Both principal component analysis and principal factor analysis/common factor analysis can be based on the covariance matrix rather than the correlation matrix. Because this changes the assumptions/definitions about the total and common variance, only the second forms of the retention criterion ought to be used when basing one's analysis on the covariance matrix.
Best Answer
I think the intuition behind MAP can be grasped by looking at the formula of partial correlation, included in Velicer (1976) paper (equation 11), which I also write here for convenience:
$$r_{ij.y} = \frac{r_{ij}-r_{iy}r_{jy}}{((1-r_{iy}^2)(1-r_{jy}^2))^{1/2}}$$
At the numerator you have the partial covariance between each pair of variables $i$ and $j$; this number will go down as you partial out more components, since you are removing systematic variance. You divide this number to get a normalization, pretty much like you divide covariance by the product of the standard deviations in order to have a correlation coefficient that has value between -1 and +1. This denominator contains the two correlation terms between each of the two variables and the component $y$ that you are removing. These correlation terms will go up as you keep removing components, since components will contain more and more individual variability/noise. This makes the denominator as a whole to go down. So, both the numerator and the denominator go down as you remove more components, the former because partial covariance goes down since you are removing common/systematic variability, the latter because components catch more and more individual variability.

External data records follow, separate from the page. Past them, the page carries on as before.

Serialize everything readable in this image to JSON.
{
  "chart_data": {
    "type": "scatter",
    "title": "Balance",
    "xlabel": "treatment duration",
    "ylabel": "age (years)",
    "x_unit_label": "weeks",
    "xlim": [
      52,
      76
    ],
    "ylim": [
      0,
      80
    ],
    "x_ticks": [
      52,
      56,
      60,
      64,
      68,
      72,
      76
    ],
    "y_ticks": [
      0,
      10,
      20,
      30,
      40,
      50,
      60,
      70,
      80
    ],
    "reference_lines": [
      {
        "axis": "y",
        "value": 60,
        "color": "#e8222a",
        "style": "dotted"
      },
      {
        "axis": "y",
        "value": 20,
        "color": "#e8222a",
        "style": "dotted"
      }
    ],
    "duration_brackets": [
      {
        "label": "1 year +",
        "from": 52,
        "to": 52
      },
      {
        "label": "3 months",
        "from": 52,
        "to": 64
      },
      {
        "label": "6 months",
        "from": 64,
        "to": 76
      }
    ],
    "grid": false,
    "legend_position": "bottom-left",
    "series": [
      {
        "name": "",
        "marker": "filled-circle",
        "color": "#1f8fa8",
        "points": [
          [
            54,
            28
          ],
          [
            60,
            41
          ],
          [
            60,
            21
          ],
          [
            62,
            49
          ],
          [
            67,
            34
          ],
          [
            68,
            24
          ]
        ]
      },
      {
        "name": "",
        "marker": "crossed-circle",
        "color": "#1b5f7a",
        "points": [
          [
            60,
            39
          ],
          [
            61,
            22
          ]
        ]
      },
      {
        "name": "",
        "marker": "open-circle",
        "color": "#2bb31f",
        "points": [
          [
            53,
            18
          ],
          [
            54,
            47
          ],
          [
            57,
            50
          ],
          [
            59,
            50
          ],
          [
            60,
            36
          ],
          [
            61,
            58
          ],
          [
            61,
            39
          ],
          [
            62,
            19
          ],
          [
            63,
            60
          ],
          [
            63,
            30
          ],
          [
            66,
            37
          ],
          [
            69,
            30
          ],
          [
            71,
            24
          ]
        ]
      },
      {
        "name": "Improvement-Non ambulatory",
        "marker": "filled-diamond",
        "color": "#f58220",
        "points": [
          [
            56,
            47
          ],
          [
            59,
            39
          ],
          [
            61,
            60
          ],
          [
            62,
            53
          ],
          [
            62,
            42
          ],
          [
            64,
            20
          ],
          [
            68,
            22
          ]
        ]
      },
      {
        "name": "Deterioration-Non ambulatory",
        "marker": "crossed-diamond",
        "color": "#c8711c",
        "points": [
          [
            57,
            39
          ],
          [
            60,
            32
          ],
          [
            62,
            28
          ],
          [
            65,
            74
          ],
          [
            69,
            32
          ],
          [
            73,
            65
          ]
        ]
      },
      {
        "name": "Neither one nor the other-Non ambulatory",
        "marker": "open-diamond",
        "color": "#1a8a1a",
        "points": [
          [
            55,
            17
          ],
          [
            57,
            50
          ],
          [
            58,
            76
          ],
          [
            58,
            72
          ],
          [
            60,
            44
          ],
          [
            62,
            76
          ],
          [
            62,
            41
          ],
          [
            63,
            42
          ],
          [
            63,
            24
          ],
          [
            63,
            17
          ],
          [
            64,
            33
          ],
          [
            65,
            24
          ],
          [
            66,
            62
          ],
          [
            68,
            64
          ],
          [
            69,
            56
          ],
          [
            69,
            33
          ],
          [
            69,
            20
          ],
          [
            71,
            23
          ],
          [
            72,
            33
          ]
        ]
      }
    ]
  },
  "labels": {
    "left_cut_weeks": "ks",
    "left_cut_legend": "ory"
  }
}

Now, it comes a point at which the denominator starts decreasing faster than the numerator, because you are removing more individual variability than systematic variability in the data. This makes the partial correlation go up. The MAP criterion computes the average of the partial correlations, and tells you to stop when the average partial correlation stops going down and starts going up, i.e. when you are starting the remove more individual variability than common variability in the data.